Zinman Alana, Digout Nicole, Bain Patricia, Haycock Sylvia, Hébert Debbie, Hitzig Sander L
Department of Occupational Science and Occupational Therapy, Faculty of Medicine, University of Toronto, Toronto, ON, Canada M5G 1V7.
Lyndhurst Centre, Toronto Rehabilitation Institute, University Health Network, Toronto, ON, Canada M4G 3V9.
Rehabil Res Pract. 2014;2014:989025. doi: 10.1155/2014/989025. Epub 2014 Dec 9.
Objective. To evaluate the effectiveness of a community reintegration outpatient (CROP) service for promoting well-being and community participation following spinal cord injury (SCI). Participants. Community-dwelling adults (N = 14) with traumatic and nontraumatic SCI. Interventions. The CROP service is a 12-week (1 × week; 120 minutes) interprofessional closed therapeutic education service. Main Outcome Measure(s). Moorong Self-Efficacy Scale (MSES); Impact on Participation and Autonomy (IPA); Positive Affect and Negative Affect Scale (PANAS); Coping Inventory of Stressful Situations (CISS); World Health Organization Quality of Life (WHOQOL-BREF); semistructured qualitative interviews. Methods. Twenty-one participants were recruited from two subsequent CROP services, with only 14 persons completing all data assessments. Data were collected at baseline (week 0), at exit (week 12), and at a three-month follow-up. Semistructured interviews were conducted at exit. Results. Self-efficacy (MSES) and positive affect (PANAS) improved from baseline to exit (P < .05), but the changes were not maintained at follow-up. Qualitative analysis identified four major themes related to therapeutic benefits: (1) role of self; (2) knowledge acquisition; (3) skill application; and (4) group processes. Conclusions. Participation in a therapeutic education service has the potential to improve well-being in persons with SCI, but there is a need to identify strategies to maintain long-term gains.

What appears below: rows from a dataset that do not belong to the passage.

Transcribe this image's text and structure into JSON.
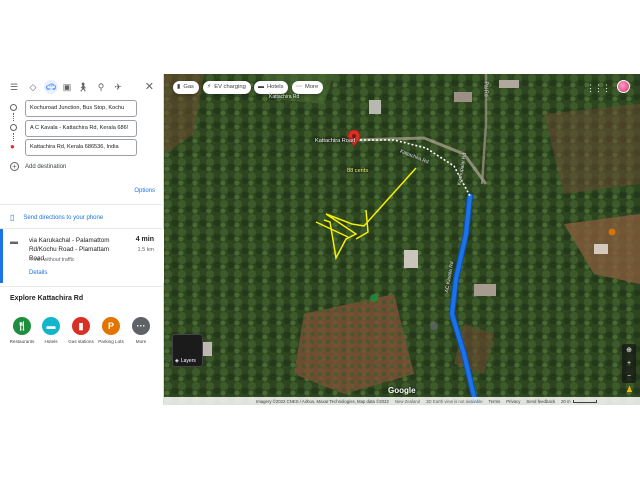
{
  "panel": {
    "travel_modes": [
      "menu-icon",
      "best-mode-icon",
      "car-icon",
      "transit-icon",
      "walk-icon",
      "bicycle-icon",
      "flight-icon"
    ],
    "stops": [
      {
        "value": "Kochuroad Junction, Bus Stop, Kochu"
      },
      {
        "value": "A C Kavala - Kattachira Rd, Kerala 686!"
      },
      {
        "value": "Kattachira Rd, Kerala 686536, India"
      }
    ],
    "add_destination": "Add destination",
    "options": "Options",
    "send_directions": "Send directions to your phone",
    "route": {
      "via": "via Karukachal - Palamattom Rd/Kochu Road - Plamattam Road",
      "time": "4 min",
      "distance": "1.5 km",
      "traffic": "4 min without traffic",
      "details": "Details"
    },
    "explore_title": "Explore Kattachira Rd",
    "categories": [
      {
        "label": "Restaurants",
        "color": "#1e8e3e",
        "icon": "restaurant-icon"
      },
      {
        "label": "Hotels",
        "color": "#12b5cb",
        "icon": "hotel-icon"
      },
      {
        "label": "Gas stations",
        "color": "#d93025",
        "icon": "gas-icon"
      },
      {
        "label": "Parking Lots",
        "color": "#e37400",
        "icon": "parking-icon"
      },
      {
        "label": "More",
        "color": "#5f6368",
        "icon": "more-icon"
      }
    ]
  },
  "map": {
    "chips": [
      "Gas",
      "EV charging",
      "Hotels",
      "More"
    ],
    "place_label": "Kattachira Road",
    "measure_label": "88 cents",
    "road_labels": [
      "Kattachira Rd",
      "Kattachira Rd",
      "Kochupalai Rd",
      "AC Kavala Rd",
      "Pal Rd"
    ],
    "layers": "Layers",
    "google": "Google",
    "footer": {
      "imagery": "Imagery ©2022 CNES / Airbus, Maxar Technologies, Map data ©2022",
      "country": "New Zealand",
      "earth_view": "3D Earth view is not available",
      "terms": "Terms",
      "privacy": "Privacy",
      "feedback": "Send feedback",
      "scale": "20 m"
    },
    "route_color": "#1a73e8",
    "measure_color": "#f5f000"
  }
}
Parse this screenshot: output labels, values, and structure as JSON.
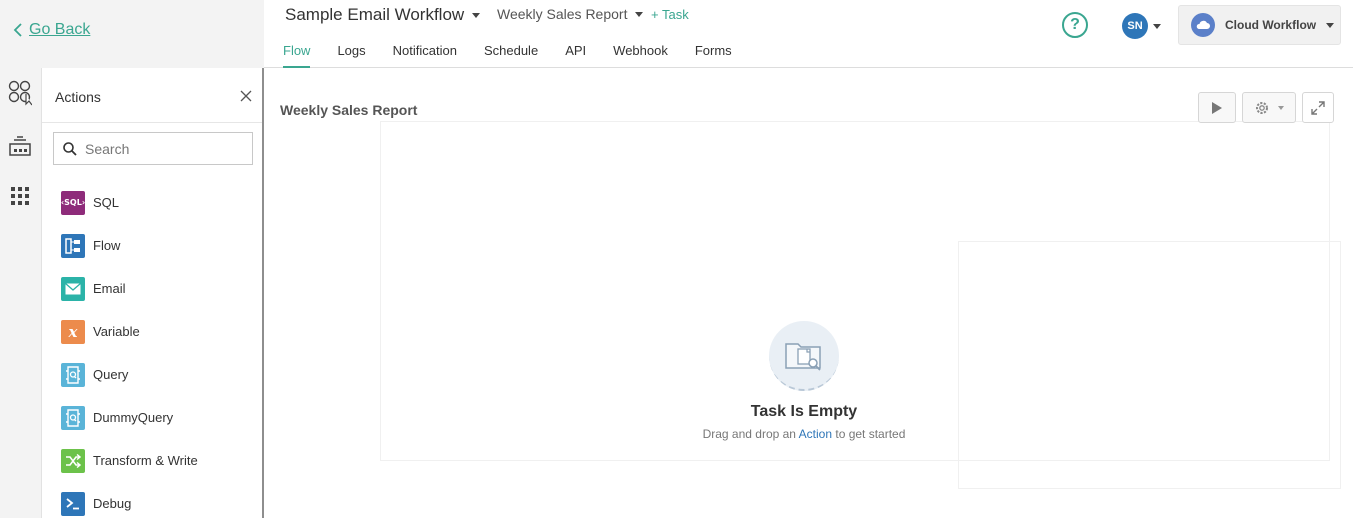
{
  "nav": {
    "go_back": "Go Back"
  },
  "header": {
    "workflow_title": "Sample Email Workflow",
    "report_selector": "Weekly Sales Report",
    "add_task": "+ Task",
    "tabs": [
      "Flow",
      "Logs",
      "Notification",
      "Schedule",
      "API",
      "Webhook",
      "Forms"
    ],
    "active_tab": "Flow",
    "help": "?",
    "user_initials": "SN",
    "cloud_label": "Cloud Workflow"
  },
  "actions_panel": {
    "title": "Actions",
    "search_placeholder": "Search",
    "items": [
      {
        "label": "SQL",
        "icon": "sql-icon",
        "color": "#8e2b7a"
      },
      {
        "label": "Flow",
        "icon": "flow-icon",
        "color": "#2e76b8"
      },
      {
        "label": "Email",
        "icon": "email-icon",
        "color": "#2bb3a8"
      },
      {
        "label": "Variable",
        "icon": "variable-icon",
        "color": "#ec8b4c"
      },
      {
        "label": "Query",
        "icon": "query-icon",
        "color": "#5ab4d8"
      },
      {
        "label": "DummyQuery",
        "icon": "dummy-query-icon",
        "color": "#5ab4d8"
      },
      {
        "label": "Transform & Write",
        "icon": "transform-icon",
        "color": "#6cc24a"
      },
      {
        "label": "Debug",
        "icon": "debug-icon",
        "color": "#2e76b8"
      }
    ]
  },
  "canvas": {
    "title": "Weekly Sales Report",
    "empty_title": "Task Is Empty",
    "empty_prefix": "Drag and drop an",
    "empty_link": "Action",
    "empty_suffix": "to get started"
  },
  "colors": {
    "accent": "#3aa690",
    "link": "#2e76b8"
  }
}
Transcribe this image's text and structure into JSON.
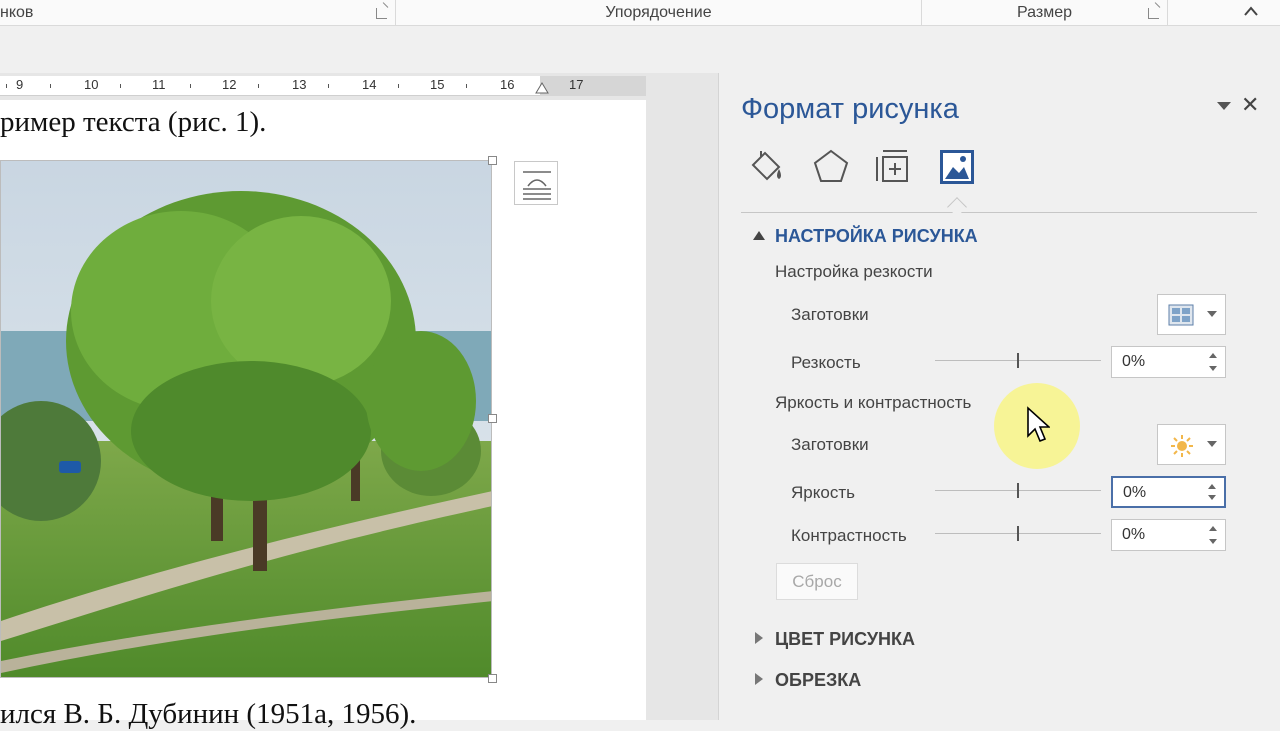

目的。评估社区重返门诊(CROP)服务对促进脊髓损伤(SCI)后幸福感和社区参与度的有效性。参与者。社区居住的成年创伤性和非创伤性SCI患者(N = 14)。干预措施。CROP服务是一项为期12周(每周1次;每次120分钟)的跨专业封闭式治疗性教育服务。主要结局指标。穆龙自我效能量表(MSES);参与和自主影响量表(IPA);积极情感和消极情感量表(PANAS);应激情境应对量表(CISS);世界卫生组织生活质量量表(WHOQOL-BREF);半结构化定性访谈。方法。从两个连续的CROP服务中招募了21名参与者,只有14人完成了所有数据评估。在基线(第0周)、结束时(第12周)和三个月随访时收集数据。在结束时进行半结构化访谈。结果。自我效能感(MSES)和积极情感(PANAS)从基线到结束时有所改善(P < .05),但这些变化在随访时未得到维持。定性分析确定了与治疗益处相关的四个主要主题:(1)自我角色;(2)知识获取;(3)技能应用;(4)小组过程。结论。参与治疗性教育服务有可能改善SCI患者的幸福感,但需要确定维持长期收益的策略。